Auch wenn der große Busparkplatz am Ufer des Flusses Fluvia zunächst einmal erschreckt, ist das mittelalterliche Besalu HotelsStädtchen Besalu unbedingt einen Besuch wert. Die ehemalige Hauptstadt der Grafschaft Garrotxa Hat einen der schönsten und am besten erhaltenen mittelalterlichen Stadtkerne der Gegend, und ist einer der wenigen Orte, an denen sich Spuren christlichen und jüdischen Zusammenlebens im Mittelalter finden lassen.

Zudem beeindruckend den Baudenkmälern von Besalu gehört die romanische Brücke über den Fluss Fluvia, an der im Mittelalter ein “Eintrittsgeld” für die Stadt erhoben wurde. Die 105 m lange Brücke wird von sieben Bögen gebildet, und ist nur für Fußgänger begehbar – ein ständiger Einstieg für Besalu. Der Bau aus dem 12. Jahrhundert wurde allerdings im Bürgerkrieg gesprengt, die Brücke wurde nach dem Krieg wieder aufgebaut.
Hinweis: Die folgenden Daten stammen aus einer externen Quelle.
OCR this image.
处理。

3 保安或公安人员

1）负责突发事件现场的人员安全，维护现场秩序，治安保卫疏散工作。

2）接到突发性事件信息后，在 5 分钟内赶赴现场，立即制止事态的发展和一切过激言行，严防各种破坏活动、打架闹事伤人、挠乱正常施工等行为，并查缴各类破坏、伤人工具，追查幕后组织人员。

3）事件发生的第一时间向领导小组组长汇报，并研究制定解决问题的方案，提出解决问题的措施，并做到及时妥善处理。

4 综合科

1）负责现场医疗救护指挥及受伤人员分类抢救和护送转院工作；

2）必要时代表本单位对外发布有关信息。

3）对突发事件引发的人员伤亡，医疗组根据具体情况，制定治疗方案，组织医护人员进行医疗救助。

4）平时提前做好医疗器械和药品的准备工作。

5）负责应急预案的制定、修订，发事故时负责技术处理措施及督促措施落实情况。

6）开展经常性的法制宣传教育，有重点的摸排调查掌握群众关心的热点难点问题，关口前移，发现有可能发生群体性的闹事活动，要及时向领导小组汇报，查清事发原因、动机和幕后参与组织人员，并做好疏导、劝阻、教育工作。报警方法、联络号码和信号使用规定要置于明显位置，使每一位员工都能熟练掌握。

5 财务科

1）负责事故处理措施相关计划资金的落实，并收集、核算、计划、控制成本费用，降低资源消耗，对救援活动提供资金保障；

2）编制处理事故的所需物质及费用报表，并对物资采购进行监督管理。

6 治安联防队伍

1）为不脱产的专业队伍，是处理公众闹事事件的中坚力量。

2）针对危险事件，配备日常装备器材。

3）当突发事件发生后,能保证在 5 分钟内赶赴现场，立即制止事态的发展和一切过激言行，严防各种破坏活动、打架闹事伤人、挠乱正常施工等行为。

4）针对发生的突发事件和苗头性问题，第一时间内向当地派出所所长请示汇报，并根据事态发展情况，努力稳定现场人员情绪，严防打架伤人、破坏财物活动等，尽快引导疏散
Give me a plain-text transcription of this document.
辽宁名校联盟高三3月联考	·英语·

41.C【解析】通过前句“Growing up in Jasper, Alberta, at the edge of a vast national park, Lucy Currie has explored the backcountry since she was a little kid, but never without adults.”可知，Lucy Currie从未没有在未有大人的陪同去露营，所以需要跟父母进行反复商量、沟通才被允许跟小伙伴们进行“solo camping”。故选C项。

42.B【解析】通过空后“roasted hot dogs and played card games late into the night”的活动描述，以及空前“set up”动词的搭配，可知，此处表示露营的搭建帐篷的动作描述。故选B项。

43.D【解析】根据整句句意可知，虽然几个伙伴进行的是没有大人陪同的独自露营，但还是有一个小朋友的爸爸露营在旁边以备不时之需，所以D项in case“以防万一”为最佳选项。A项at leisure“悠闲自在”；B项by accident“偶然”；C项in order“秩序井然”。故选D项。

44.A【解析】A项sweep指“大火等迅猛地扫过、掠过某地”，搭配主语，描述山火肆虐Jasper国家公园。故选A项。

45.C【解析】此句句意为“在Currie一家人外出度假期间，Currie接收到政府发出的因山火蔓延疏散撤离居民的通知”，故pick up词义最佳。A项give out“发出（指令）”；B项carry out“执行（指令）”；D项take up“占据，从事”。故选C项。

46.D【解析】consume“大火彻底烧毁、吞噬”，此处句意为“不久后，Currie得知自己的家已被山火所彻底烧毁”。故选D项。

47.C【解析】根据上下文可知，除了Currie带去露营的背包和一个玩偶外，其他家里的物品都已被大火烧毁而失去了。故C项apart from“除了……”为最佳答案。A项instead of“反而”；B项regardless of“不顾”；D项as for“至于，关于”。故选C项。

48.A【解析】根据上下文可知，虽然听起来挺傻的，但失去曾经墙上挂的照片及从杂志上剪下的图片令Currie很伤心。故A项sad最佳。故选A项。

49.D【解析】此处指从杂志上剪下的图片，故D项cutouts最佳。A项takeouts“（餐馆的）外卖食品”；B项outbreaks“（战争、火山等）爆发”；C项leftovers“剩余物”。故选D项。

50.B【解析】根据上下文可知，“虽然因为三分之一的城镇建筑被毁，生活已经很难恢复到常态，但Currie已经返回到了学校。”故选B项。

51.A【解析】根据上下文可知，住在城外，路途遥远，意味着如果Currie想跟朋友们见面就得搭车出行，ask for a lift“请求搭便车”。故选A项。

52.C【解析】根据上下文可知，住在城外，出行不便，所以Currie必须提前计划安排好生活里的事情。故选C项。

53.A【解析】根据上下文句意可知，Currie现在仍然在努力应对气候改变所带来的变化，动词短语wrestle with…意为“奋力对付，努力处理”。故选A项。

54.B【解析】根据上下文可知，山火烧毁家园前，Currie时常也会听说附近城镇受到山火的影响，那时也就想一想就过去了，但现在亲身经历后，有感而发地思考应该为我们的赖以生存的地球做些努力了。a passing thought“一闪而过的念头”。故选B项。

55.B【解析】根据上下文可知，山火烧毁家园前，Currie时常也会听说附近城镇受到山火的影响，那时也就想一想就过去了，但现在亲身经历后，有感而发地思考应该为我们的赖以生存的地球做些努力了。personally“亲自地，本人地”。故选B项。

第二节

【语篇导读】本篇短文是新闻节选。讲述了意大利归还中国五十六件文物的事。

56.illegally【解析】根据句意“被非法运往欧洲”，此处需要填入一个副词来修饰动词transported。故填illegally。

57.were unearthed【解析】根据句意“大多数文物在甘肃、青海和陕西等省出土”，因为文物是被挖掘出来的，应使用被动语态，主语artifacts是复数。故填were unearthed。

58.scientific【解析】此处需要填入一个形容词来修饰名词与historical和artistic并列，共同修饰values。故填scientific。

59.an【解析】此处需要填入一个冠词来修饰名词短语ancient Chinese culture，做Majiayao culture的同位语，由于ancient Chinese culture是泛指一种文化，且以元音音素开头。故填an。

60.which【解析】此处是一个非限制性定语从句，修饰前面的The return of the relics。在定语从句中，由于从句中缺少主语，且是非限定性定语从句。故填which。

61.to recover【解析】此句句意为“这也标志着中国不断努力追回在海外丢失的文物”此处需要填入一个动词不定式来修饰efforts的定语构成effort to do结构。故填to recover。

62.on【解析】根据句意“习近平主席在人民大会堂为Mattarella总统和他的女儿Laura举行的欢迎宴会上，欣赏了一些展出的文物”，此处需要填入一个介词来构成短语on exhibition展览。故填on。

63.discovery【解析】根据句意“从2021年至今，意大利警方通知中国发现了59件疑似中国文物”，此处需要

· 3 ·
Für Liebhaber der Romanik bietet Besalu noch einige Schmankerl. Dazu gehört die Kirche Sant Pere, die ursprünglich zu einem Benediktiner-Kloster gehörte. Die Kirche war ein wichtiges Ziel für Pilger, die kamen, um die Reliquien von San Primo und San Feliciano zu verehren. Nicht weit vom ehemaligen Kloster entfernt liegt das Pilgerhospital, das extra für die Versorgung der Pilger gebaut worden war. An der Plaça Prat de Sant Pere kann man mit der Casa Cornella eines der schönsten Beispiele für einen profanen romanischen Bau in Katalonien bewundern. Andere Kirchen die einen Besuch lohnen, sind Sant Vicenç, Santa Maria und Sant Martí.

Im Gegensatz zu den christlichen Bauten von Besalu steht die jüdische Miquwe und die Synagoge. Besonders besuchenswert ist das jüdische Badehaus, die Miquwe. In ganz Europa sind nur noch zehn dieser Badehäuser erhalten, das einzige spanische steht in Besalu. Um die unterirdisch gelegenen Bäder zu besichtigen, muss man sich bei der Touristeninformation anmelden, die Besichtigung ist nur im Rahmen einer Führung möglich. Von der ehemaligen Synagoge des Städtchens sind nur noch ein paar Grundmauern erhalten.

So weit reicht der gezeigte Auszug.